Othman Omary : Les banques africaines doivent renforcer leur proposition de valeur dans le paiement mobile et les autres services digitaux afin de rester compétitives et ouvrir de nouvelles opportunités commerciales dans des domaines tels que l’énergie, la santé, l’éducation ou les transports. En s’appuyant sur des plateformes digitales, le paiement mobile permet de répondre à des points de friction majeurs pour les consommateurs africains. Les écosystèmes mobiles ont connu un immense succès en Chine et en Asie du Sud-Est, et nous sommes convaincus que l’Afrique est le prochain marché où le paiement mobile connaîtra une croissance exponentielle.
Alors que les économies africaines continuent à se développer et que la crise du Covid-19 accroît le besoin des populations pour des transactions sans contact, le téléphone portable devrait devenir progressivement le principal instrument de paiement.

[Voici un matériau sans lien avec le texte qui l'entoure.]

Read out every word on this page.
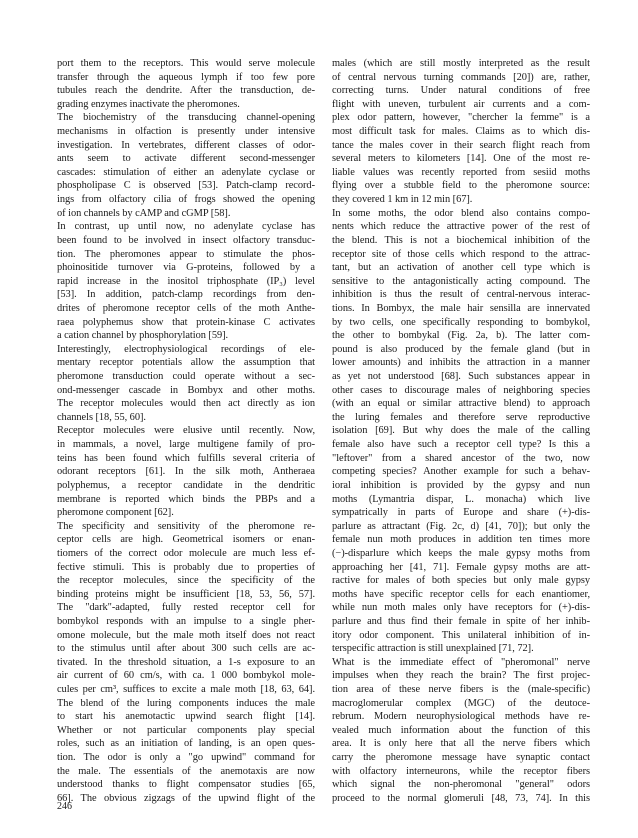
port them to the receptors. This would serve molecule
transfer through the aqueous lymph if too few pore
tubules reach the dendrite. After the transduction, de-
grading enzymes inactivate the pheromones.
The biochemistry of the transducing channel-opening
mechanisms in olfaction is presently under intensive
investigation. In vertebrates, different classes of odor-
ants seem to activate different second-messenger
cascades: stimulation of either an adenylate cyclase or
phospholipase C is observed [53]. Patch-clamp record-
ings from olfactory cilia of frogs showed the opening
of ion channels by cAMP and cGMP [58].
In contrast, up until now, no adenylate cyclase has
been found to be involved in insect olfactory transduc-
tion. The pheromones appear to stimulate the phos-
phoinositide turnover via G-proteins, followed by a
rapid increase in the inositol triphosphate (IP₃) level
[53]. In addition, patch-clamp recordings from den-
drites of pheromone receptor cells of the moth Anthe-
raea polyphemus show that protein-kinase C activates
a cation channel by phosphorylation [59].
Interestingly, electrophysiological recordings of ele-
mentary receptor potentials allow the assumption that
pheromone transduction could operate without a sec-
ond-messenger cascade in Bombyx and other moths.
The receptor molecules would then act directly as ion
channels [18, 55, 60].
Receptor molecules were elusive until recently. Now,
in mammals, a novel, large multigene family of pro-
teins has been found which fulfills several criteria of
odorant receptors [61]. In the silk moth, Antheraea
polyphemus, a receptor candidate in the dendritic
membrane is reported which binds the PBPs and a
pheromone component [62].
The specificity and sensitivity of the pheromone re-
ceptor cells are high. Geometrical isomers or enan-
tiomers of the correct odor molecule are much less ef-
fective stimuli. This is probably due to properties of
the receptor molecules, since the specificity of the
binding proteins might be insufficient [18, 53, 56, 57].
The "dark"-adapted, fully rested receptor cell for
bombykol responds with an impulse to a single pher-
omone molecule, but the male moth itself does not react
to the stimulus until after about 300 such cells are ac-
tivated. In the threshold situation, a 1-s exposure to an
air current of 60 cm/s, with ca. 1 000 bombykol mole-
cules per cm³, suffices to excite a male moth [18, 63, 64].
The blend of the luring components induces the male
to start his anemotactic upwind search flight [14].
Whether or not particular components play special
roles, such as an initiation of landing, is an open ques-
tion. The odor is only a "go upwind" command for
the male. The essentials of the anemotaxis are now
understood thanks to flight compensator studies [65,
66]. The obvious zigzags of the upwind flight of the
males (which are still mostly interpreted as the result
of central nervous turning commands [20]) are, rather,
correcting turns. Under natural conditions of free
flight with uneven, turbulent air currents and a com-
plex odor pattern, however, "chercher la femme" is a
most difficult task for males. Claims as to which dis-
tance the males cover in their search flight reach from
several meters to kilometers [14]. One of the most re-
liable values was recently reported from sesiid moths
flying over a stubble field to the pheromone source:
they covered 1 km in 12 min [67].
In some moths, the odor blend also contains compo-
nents which reduce the attractive power of the rest of
the blend. This is not a biochemical inhibition of the
receptor site of those cells which respond to the attrac-
tant, but an activation of another cell type which is
sensitive to the antagonistically acting compound. The
inhibition is thus the result of central-nervous interac-
tions. In Bombyx, the male hair sensilla are innervated
by two cells, one specifically responding to bombykol,
the other to bombykal (Fig. 2a, b). The latter com-
pound is also produced by the female gland (but in
lower amounts) and inhibits the attraction in a manner
as yet not understood [68]. Such substances appear in
other cases to discourage males of neighboring species
(with an equal or similar attractive blend) to approach
the luring females and therefore serve reproductive
isolation [69]. But why does the male of the calling
female also have such a receptor cell type? Is this a
"leftover" from a shared ancestor of the two, now
competing species? Another example for such a behav-
ioral inhibition is provided by the gypsy and nun
moths (Lymantria dispar, L. monacha) which live
sympatrically in parts of Europe and share (+)-dis-
parlure as attractant (Fig. 2c, d) [41, 70]); but only the
female nun moth produces in addition ten times more
(−)-disparlure which keeps the male gypsy moths from
approaching her [41, 71]. Female gypsy moths are att-
ractive for males of both species but only male gypsy
moths have specific receptor cells for each enantiomer,
while nun moth males only have receptors for (+)-dis-
parlure and thus find their female in spite of her inhib-
itory odor component. This unilateral inhibition of in-
terspecific attraction is still unexplained [71, 72].
What is the immediate effect of "pheromonal" nerve
impulses when they reach the brain? The first projec-
tion area of these nerve fibers is the (male-specific)
macroglomerular complex (MGC) of the deutoce-
rebrum. Modern neurophysiological methods have re-
vealed much information about the function of this
area. It is only here that all the nerve fibers which
carry the pheromone message have synaptic contact
with olfactory interneurons, while the receptor fibers
which signal the non-pheromonal "general" odors
proceed to the normal glomeruli [48, 73, 74]. In this
246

Il est donc essentiel que les banques africaines s’approprient cette réalité et deviennent des acteurs centraux dans les écosystèmes mobiles.
Les banques africaines ont le choix entre cinq stratégies pour exploiter toutes les possibilités du paiement mobile – selon leur taille, leurs compétences, leur maîtrise de la technologie et le rôle potentiel du paiement mobile dans leur écosystème local ou régional.

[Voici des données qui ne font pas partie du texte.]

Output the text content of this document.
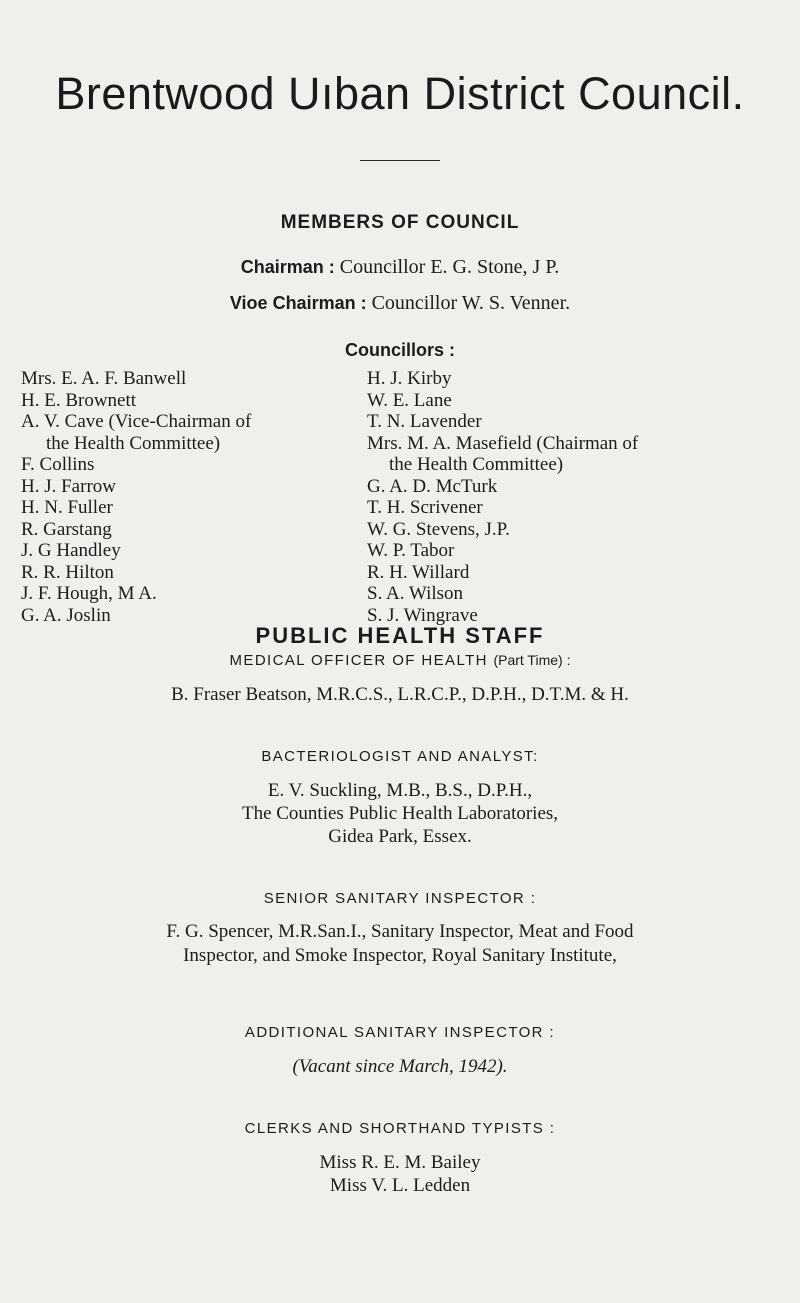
Brentwood Uıban District Council.
MEMBERS OF COUNCIL
Chairman : Councillor E. G. Stone, J P.
Vioe Chairman : Councillor W. S. Venner.
Councillors :
Mrs. E. A. F. Banwell
H. E. Brownett
A. V. Cave (Vice-Chairman of
the Health Committee)
F. Collins
H. J. Farrow
H. N. Fuller
R. Garstang
J. G Handley
R. R. Hilton
J. F. Hough, M A.
G. A. Joslin
H. J. Kirby
W. E. Lane
T. N. Lavender
Mrs. M. A. Masefield (Chairman of
the Health Committee)
G. A. D. McTurk
T. H. Scrivener
W. G. Stevens, J.P.
W. P. Tabor
R. H. Willard
S. A. Wilson
S. J. Wingrave
PUBLIC HEALTH STAFF
MEDICAL OFFICER OF HEALTH (Part Time) :
B. Fraser Beatson, M.R.C.S., L.R.C.P., D.P.H., D.T.M. & H.
BACTERIOLOGIST AND ANALYST:
E. V. Suckling, M.B., B.S., D.P.H.,
The Counties Public Health Laboratories,
Gidea Park, Essex.
SENIOR SANITARY INSPECTOR :
F. G. Spencer, M.R.San.I., Sanitary Inspector, Meat and Food
Inspector, and Smoke Inspector, Royal Sanitary Institute,
ADDITIONAL SANITARY INSPECTOR :
(Vacant since March, 1942).
CLERKS AND SHORTHAND TYPISTS :
Miss R. E. M. Bailey
Miss V. L. Ledden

Trois stratégies sont plus adaptées aux grandes banques :
– « Ecosystem Leader » : la banque partage une plateforme mobile interopérable avec d’autres acteurs, financiers ou non-financiers, et coordonne un vaste éventail de services et de produits à destination des clients. Les Ecosystem Leaders disposent généralement d’un réseau de distribution dense, d’une large base de clients et de prospects (y.c. TPE) et d’une forte capacité à coordonner des activités de tiers à grande échelle. Seule une poignée d’Ecosystem Leaders émergeront vraisemblablement en Afrique.
– « Customer Relationship Builder » : la banque utilise sa propre marque et propose, en direct, des solutions de paiement mobile à une large base de clientèle. Les banques qui choisissent cette voie doivent souvent bousculer les paradigmes existants en passant de modèles « intensifs », avec un nombre limité de clients mais à fort niveau de commissions, à des modèles plus « extensifs », privilégiant une large base de clientèle à qui la banque offre une plus grande diversité de services. Dans ce modèle, le Customer Relationship Builder doit offrir un expérience client unique et s’associe souvent à des plateformes pour enrichir sa proposition de valeur.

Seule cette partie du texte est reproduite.